My list begins by stating that “I am Jewish.” This should come as no huge surprise to anyone who knows me. I also mention items such as “I am a runner”, “I play the guitar”, and that “I was a temple executive director for 10 years.”

Our Working Out Loud circle guide for Week 5 suggests that each item on our list can “form the basis of a shared experience with someone, especially if it’s framed as a contribution.” I confess, I was not so strategic in my list. I listed things that occurred to me, things that might be mildly interesting to the other people in my group.

Form of Generosity, #1:
But, the more I typed, the deeper I went, and I realized that every item I added was an exercise in generosity unto itself. It is as if I was saying to my WOL group “I would like to share an interesting aspect of my life with you. I want you to know this about me, because I think it will make us better friends and better colleagues. Please use this as another data point about me. Can this information help you? Does this information give you more insight into my professional and personal experience? It’s my pleasure to share this information with you.”

Form of Generosity, #2:
Conversation about our lists became questions, and we talked about questions. Questions, as it turns out, are also a form of generosity. Though certainly self-serving in nature, they do bring about unexpected “generosity benefits.”

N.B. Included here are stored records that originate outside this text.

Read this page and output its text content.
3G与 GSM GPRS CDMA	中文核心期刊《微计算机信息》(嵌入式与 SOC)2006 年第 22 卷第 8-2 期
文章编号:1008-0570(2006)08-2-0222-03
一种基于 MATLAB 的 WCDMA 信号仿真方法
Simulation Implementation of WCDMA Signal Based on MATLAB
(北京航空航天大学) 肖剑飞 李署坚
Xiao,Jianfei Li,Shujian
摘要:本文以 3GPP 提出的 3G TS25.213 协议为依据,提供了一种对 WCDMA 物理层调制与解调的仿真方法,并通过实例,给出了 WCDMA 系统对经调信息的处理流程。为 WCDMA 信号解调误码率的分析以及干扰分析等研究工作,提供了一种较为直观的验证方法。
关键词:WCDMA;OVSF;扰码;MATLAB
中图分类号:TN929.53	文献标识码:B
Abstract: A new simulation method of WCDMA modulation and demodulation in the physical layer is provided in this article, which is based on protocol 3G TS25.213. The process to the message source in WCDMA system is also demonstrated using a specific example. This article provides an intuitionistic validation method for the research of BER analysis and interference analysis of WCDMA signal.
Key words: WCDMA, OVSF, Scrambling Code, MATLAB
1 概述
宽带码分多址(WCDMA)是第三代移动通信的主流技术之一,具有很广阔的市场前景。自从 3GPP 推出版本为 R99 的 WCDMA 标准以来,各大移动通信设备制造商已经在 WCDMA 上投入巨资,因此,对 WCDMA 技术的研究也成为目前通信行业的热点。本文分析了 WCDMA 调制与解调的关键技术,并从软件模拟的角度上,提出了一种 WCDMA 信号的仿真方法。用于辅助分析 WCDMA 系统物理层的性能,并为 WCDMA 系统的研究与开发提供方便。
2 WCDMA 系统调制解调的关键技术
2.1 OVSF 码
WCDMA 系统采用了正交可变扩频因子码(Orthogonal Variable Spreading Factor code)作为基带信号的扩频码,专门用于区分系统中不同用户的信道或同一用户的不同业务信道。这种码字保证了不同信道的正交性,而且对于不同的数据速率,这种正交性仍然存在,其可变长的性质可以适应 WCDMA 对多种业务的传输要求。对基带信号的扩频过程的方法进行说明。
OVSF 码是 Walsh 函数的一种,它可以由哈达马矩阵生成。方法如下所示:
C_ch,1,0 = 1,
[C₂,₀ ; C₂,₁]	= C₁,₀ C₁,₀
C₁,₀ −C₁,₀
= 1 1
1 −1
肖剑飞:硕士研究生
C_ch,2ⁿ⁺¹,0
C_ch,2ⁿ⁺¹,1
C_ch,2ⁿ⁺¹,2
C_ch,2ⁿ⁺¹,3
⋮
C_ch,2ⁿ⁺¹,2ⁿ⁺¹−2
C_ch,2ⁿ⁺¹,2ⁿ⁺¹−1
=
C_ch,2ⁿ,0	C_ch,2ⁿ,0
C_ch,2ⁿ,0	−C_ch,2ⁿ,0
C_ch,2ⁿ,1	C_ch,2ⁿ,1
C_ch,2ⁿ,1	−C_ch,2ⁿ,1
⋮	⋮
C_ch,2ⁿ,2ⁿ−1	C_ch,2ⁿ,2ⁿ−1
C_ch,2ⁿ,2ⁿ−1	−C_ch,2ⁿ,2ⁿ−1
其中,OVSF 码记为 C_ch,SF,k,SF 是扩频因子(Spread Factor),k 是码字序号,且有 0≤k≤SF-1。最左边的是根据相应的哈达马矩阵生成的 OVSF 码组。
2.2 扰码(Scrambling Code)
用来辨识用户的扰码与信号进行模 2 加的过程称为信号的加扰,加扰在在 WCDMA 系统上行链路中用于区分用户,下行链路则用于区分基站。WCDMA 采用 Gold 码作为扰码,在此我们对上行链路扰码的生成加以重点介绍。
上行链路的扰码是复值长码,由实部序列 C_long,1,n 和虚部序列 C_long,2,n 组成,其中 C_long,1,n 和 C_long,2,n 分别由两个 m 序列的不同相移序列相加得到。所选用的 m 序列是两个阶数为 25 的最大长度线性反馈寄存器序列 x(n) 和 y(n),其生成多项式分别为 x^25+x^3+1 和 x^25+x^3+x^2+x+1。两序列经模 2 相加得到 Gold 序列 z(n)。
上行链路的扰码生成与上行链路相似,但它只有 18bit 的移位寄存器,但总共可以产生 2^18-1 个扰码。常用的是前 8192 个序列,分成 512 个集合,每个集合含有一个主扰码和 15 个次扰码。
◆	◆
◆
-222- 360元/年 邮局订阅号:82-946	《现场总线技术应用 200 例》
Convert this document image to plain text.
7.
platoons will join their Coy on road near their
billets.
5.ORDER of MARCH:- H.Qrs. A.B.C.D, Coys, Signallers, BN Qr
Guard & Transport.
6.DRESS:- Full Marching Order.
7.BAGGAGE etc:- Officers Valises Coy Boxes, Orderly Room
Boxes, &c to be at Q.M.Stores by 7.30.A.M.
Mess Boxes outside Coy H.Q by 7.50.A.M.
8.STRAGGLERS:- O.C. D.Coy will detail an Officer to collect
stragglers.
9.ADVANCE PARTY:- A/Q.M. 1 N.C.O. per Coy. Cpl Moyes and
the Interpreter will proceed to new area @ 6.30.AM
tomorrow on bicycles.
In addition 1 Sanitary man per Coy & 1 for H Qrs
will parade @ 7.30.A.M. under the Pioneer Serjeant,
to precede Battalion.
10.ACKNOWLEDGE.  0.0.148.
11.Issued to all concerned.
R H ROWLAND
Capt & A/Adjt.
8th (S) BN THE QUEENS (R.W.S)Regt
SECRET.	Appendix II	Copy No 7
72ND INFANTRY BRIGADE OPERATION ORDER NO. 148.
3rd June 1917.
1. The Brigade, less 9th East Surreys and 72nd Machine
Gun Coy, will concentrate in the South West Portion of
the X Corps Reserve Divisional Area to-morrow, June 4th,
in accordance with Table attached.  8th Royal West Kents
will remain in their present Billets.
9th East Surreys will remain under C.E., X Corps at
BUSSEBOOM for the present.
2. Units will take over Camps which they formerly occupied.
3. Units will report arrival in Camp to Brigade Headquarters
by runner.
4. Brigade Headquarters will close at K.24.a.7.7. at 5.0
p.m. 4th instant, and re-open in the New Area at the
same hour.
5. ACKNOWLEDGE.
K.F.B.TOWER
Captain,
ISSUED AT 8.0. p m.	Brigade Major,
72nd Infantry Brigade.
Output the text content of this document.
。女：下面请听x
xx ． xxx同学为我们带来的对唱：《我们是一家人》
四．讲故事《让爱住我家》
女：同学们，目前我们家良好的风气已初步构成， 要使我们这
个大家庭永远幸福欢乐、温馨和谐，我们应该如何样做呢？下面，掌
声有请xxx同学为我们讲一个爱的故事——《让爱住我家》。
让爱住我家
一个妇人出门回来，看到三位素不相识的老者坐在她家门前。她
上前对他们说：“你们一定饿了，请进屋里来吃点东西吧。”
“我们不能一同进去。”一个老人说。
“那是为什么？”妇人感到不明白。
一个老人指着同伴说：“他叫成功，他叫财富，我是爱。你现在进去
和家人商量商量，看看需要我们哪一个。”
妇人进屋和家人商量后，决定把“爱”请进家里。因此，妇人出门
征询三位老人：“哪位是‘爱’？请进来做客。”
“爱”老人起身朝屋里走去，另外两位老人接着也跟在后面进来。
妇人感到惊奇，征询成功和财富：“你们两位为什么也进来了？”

  1. Questions will surface information for other people to learn from. You are asking for yourself, yes, but others will see the replies and those replies will most likely be helpful to you, and to them.
  2. Through your question, you are sharing openness and vulnerability. You are effectively saying Here is something I don’t know. Please help me.
  3. By asking your question, you are giving others license and freedom to ask their questions, and information and helpful replies will be shared with everyone.

Conversation about our lists continue in our private Yammer group. We are asking each other about our lists and the skills brought about by our experiences. We are all learning a lot, and our habits of curiosity and generosity are sure to continue.